A metodologia de Bret consiste, resumidamente, em criar um sistema de fluorescência na célula que só funciona se o composto em teste estiver ligado à região correta da proteína. “Desenvolvemos uma molécula fluorescente baseada em um composto que reconhecidamente se liga à proteína-alvo. E à TRPML1 adicionamos uma segunda proteína que emite luz azul. Quando os dois elementos estão juntos, ‘acende’ esse sistema”, explica Cunha.

“Não tínhamos certeza se o procedimento daria certo porque, até o momento, nenhum laboratório havia produzido um sistema de Bret para canais iônicos, como a TRPML1. Além disso, essas proteínas são muito difíceis de serem alcançadas na célula. Então, testamos [o método] e os resultados foram muito promissores”, complementa o pesquisador. “Isso pode abreviar várias etapas na busca por novos compostos porque já sabemos se o experimento funciona direito dentro de um sistema vivo, ainda que em um sistema simplificado como é o caso de uma célula”, explica Couñago.

Além da vantagem de já se testar o comportamento do composto em células vivas, o uso dessa metodologia para estudar a TRPML1 mostra a relação entre a concentração do composto e o tempo que ele ficou ligado à proteína. “Esse tipo de informação ajuda a selecionar o composto que fica mais tempo acoplado e, futuramente, ajudará a definir as doses necessárias para o efeito do medicamento”, afirma Cunha.
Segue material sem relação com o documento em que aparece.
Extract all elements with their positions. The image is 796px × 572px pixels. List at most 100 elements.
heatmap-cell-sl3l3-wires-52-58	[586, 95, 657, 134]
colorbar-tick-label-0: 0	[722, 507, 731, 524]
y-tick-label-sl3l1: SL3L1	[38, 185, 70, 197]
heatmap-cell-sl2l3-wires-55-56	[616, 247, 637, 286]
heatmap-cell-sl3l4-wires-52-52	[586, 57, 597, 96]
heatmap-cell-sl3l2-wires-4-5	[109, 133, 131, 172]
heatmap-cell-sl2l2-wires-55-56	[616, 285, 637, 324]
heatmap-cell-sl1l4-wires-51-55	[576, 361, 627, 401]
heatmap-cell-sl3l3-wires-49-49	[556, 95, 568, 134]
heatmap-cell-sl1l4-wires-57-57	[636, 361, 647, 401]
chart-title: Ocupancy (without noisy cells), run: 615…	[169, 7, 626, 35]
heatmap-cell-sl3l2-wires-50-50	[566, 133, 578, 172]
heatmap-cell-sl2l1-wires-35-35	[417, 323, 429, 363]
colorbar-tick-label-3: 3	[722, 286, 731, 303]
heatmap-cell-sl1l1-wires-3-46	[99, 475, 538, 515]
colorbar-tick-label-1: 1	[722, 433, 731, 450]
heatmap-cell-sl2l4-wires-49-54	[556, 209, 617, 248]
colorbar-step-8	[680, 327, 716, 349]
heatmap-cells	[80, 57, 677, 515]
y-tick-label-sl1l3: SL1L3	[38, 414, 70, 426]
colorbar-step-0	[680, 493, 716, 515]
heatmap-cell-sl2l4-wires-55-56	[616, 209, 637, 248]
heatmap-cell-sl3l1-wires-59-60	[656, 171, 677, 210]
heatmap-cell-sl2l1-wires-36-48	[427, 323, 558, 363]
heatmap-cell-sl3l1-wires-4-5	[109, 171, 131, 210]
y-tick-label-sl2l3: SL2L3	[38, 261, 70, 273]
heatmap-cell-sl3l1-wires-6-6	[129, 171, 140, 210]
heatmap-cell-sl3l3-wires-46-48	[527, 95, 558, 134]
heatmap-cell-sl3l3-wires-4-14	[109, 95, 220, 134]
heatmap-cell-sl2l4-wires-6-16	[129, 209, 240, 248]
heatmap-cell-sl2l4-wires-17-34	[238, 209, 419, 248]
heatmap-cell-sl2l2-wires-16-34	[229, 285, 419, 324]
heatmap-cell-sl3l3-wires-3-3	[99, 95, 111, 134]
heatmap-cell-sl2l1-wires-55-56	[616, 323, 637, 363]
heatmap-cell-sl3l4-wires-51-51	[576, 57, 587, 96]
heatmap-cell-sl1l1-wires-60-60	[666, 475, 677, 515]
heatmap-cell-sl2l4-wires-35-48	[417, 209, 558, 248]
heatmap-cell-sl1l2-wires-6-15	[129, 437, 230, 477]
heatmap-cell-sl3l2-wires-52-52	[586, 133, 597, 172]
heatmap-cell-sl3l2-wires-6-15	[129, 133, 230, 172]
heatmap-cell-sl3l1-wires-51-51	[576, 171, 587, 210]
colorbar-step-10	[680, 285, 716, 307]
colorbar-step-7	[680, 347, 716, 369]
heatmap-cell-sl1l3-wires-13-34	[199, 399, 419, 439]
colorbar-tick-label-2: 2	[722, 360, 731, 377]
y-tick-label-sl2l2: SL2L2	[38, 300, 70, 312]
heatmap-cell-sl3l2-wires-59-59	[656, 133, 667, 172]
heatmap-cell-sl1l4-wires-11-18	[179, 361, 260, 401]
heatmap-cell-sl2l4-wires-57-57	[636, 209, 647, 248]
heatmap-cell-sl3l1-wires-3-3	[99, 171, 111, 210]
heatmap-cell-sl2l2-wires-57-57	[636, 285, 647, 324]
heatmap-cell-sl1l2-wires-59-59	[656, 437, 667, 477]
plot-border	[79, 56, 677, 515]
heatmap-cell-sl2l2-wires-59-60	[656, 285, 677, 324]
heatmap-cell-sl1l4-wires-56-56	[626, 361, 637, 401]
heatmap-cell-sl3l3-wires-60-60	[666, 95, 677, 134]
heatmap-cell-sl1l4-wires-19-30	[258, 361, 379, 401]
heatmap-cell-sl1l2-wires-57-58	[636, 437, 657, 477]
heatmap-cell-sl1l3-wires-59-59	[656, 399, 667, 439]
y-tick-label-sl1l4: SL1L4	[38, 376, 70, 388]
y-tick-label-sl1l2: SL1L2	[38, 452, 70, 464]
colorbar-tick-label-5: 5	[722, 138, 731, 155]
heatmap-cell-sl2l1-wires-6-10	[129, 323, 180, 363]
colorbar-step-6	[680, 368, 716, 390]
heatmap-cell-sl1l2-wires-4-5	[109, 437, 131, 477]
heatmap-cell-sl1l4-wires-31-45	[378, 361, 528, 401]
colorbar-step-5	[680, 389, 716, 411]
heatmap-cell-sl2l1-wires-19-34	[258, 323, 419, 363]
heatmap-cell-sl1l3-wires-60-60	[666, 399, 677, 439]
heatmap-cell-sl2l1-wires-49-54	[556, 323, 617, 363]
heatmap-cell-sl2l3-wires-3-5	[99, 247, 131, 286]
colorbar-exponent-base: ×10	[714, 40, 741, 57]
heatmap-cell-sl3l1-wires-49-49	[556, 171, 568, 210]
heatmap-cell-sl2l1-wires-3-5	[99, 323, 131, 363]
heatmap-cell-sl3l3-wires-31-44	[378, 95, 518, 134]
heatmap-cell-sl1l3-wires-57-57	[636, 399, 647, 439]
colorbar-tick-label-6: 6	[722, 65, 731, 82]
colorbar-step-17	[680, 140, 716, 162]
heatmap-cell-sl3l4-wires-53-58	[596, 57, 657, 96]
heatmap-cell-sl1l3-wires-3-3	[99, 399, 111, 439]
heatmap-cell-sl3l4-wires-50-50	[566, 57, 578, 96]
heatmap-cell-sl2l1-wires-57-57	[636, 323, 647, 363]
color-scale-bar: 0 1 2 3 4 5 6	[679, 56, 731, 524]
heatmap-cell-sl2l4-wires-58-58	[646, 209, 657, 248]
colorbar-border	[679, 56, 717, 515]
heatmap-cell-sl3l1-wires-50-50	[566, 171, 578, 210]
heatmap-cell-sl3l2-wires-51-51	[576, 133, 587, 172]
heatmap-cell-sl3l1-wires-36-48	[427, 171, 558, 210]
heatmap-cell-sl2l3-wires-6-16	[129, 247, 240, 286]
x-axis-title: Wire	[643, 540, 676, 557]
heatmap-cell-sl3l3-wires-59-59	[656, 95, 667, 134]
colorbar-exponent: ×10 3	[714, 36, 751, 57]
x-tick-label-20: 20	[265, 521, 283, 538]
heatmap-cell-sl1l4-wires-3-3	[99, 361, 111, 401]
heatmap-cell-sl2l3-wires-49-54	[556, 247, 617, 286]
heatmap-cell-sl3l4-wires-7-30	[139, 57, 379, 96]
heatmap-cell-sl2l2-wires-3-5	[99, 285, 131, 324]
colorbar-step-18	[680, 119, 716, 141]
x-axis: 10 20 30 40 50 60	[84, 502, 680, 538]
“Como nós testamos muitos compostos em paralelo, essa metodologia ajuda a priorizar as moléculas que são fortes candidatas para iniciar os estudos pré-clínicos”, explica Katlin Massirer, pesquisadora do Centro de Biologia e Engenharia Genética da Unicamp, coordenadora do Cqmed e supervisora de Cunha. “Os resultados implicam um possível avanço na busca por compostos que podem, futuramente, tratar pessoas com disfunções lisossomais”, complementa a pesquisadora.

Representação da emissão de luz azul e fluorescência vermelha na aplicação da técnica de Bret para a proteína de membrana TRPML1
Representação da emissão de luz azul e fluorescência vermelha na aplicação da técnica de Bret para a proteína de membrana TRPML1

Para avançar no estudo da TRPML1, os pesquisadores preveem o uso combinado da técnica de Bret com uma outra técnica recentemente desenvolvida para o estudo de canais de membrana chamada de indicadores de cálcio geneticamente codificados. “Enquanto a Bret indica o tempo que o composto ficou acoplado, a outra indica a potência dessa ligação”, conclui Cunha.

Uma vez escolhidos os melhores compostos ativos dentro da célula, eles são submetidos a testes de laboratório cada vez mais complexos, como ensaio animal e depois com humanos, um processo que pode levar de oito a dez anos para ser concluído e custar centenas de milhares de dólares. “Estamos diante de um grande funil de seleção de moléculas e um número pequeno delas chega às prateleiras das farmácias. Por isso, todas as formas disponíveis para acelerar essa busca inicial por moléculas são sempre muito bem-vindas”, conclui Massirer.

O Laboratório Cqmed é um dos INCTs (Institutos Nacionais de Ciência e Tecnologia) apoiados pela Fapesp, pela Capes (Coordenação de Aperfeiçoamento de Pessoal de Nível Superior) e pelo CNPq (Conselho Nacional de Desenvolvimento Científico e Tecnológico) e também está credenciado como unidade Embrapii (Empresa Brasileira de Inovação Industrial). É especializado na descoberta de novos fármacos e no desenvolvimento de reagentes na área de biotecnologia e está vinculado ao Centro de Biologia Molecular e Engenharia Genética da Unicamp.

Texto originalmente publicado em 19 de junho de 2023, no Jornal da Unicamp.